Illustrating this point, “Bank of America alone may need to purchase as much as $65 billion of government debt to become fully compliant, according to report last month from Marty Mosby, a banking analyst at Memphis, Tennessee-based Vining Sparks.”
Providing additional encouragement is a WSJ report that U.S. Bank Profits Near Record Levels.
“On the heels of the financial crisis, some lawmakers, regulators and consumers complained that banks weren’t lending enough. But steady improvement in credit quality, or borrowers’ ability to repay loans, is prompting banks not only to lend more but also to ease their standards.
The higher loan levels come as banks are easing up on their underwriting standards to borrowers. A Federal Reserve survey of senior loan officers released last week found that lenders were loosening standards and loan terms for commercial and industrial loans and commercial real-estate loans.”
Reconciling the need to keep buying treasuries and originating new loans to satisfy business demand is a challenging objective. By returning to the old fashion business model, of actually making loans to customers, banks are generating significant profits.
While graphs show the downward trend in loans since TARP, the current upturn is ready to be charted. Lending money for productive enterprise has contributed to a rise in GDP. The transition to a consumer based economy is dependent on the flow of transactions. When the pace of the velocity of money increases and confidence strengthens, prosperity usually follows.
The different in this feeble recovery phase is that the debt assumed by the Treasury, monetized within Federal Reserve liabilities, requires servicing no matter the health of the general economy. Near zero or cost free interest rates is approaching an expected crisis of uninterrupted maintenance. The exact trigger that drives up rates, while elusive to forecast, is inevitable in coming.
The Money Show article, Rising Rates? Beware of Big Banks, describes the predicament accordingly.
“The reality is that traditional commercial and consumer lending is no longer the big money maker that it used to be for banks. Since the 2008 financial crisis, households and businesses have been deleveraging—paying down debt—and demand for loans has been limp.
In recent years, the big banks have fattened their profits mainly from capital-markets businesses: Mergers and acquisitions, stock and bond offerings, and other types of trading. Rising interest rates also make the cost of capital go up for businesses, which can result in less deal making, lowering financing fees for the banks.”

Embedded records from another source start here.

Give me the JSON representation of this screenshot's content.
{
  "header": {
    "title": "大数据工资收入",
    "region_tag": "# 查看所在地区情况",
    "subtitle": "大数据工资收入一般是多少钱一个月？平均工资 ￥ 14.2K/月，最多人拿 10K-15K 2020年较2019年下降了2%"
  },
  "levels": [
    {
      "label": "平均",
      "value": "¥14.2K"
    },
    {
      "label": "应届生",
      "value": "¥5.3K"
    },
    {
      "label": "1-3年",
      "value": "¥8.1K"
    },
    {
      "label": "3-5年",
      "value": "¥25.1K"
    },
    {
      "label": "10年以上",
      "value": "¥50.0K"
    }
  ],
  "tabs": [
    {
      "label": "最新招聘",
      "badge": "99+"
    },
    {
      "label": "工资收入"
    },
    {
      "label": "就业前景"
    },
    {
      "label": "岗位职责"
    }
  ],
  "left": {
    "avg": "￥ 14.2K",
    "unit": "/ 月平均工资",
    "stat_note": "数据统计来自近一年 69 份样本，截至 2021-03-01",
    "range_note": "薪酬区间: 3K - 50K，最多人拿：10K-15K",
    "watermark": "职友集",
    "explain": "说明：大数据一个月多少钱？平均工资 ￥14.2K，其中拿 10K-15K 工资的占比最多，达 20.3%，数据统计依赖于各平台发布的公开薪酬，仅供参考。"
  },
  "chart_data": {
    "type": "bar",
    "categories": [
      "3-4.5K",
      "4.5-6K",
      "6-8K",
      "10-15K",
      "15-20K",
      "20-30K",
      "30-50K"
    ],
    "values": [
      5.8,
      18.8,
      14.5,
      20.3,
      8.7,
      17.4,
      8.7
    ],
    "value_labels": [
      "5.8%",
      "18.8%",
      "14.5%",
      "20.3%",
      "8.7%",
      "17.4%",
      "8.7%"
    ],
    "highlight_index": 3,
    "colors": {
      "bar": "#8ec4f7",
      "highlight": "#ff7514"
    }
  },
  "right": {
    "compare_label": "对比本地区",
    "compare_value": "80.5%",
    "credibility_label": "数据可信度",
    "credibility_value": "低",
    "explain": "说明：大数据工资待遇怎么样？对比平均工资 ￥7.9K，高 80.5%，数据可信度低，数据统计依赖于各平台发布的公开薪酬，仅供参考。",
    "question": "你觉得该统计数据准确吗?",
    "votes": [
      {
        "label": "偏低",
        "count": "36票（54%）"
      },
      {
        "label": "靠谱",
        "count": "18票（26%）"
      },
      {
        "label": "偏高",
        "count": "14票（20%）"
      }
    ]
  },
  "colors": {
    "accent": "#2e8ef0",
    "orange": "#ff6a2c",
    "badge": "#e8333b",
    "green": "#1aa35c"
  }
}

Hype that loan demands have returned in earnest is overstated. Coming off such a low level, any modest increase looks bigger than it really is. That revered business cycle, simply is no longer the same.
So what happens in the catch-22 scenario when banks are adjusting to different capital requirements and Treasuries drop in price with a rise in interest rates? That’s the 64 trillion dollar question.
Banking is more about mathematics than business acumen when additional debt created money is needed to pay the service of obligations that come due. The roll over can be staggering. Banksters make up the monetary rules. That $127 trillion nut is bigger than all the bank reserves put together.
For those who argue the economy can grow its way out of this liquidity squeeze must have a time frame longer than the imaginative bag of tricks left in the vaults of banks.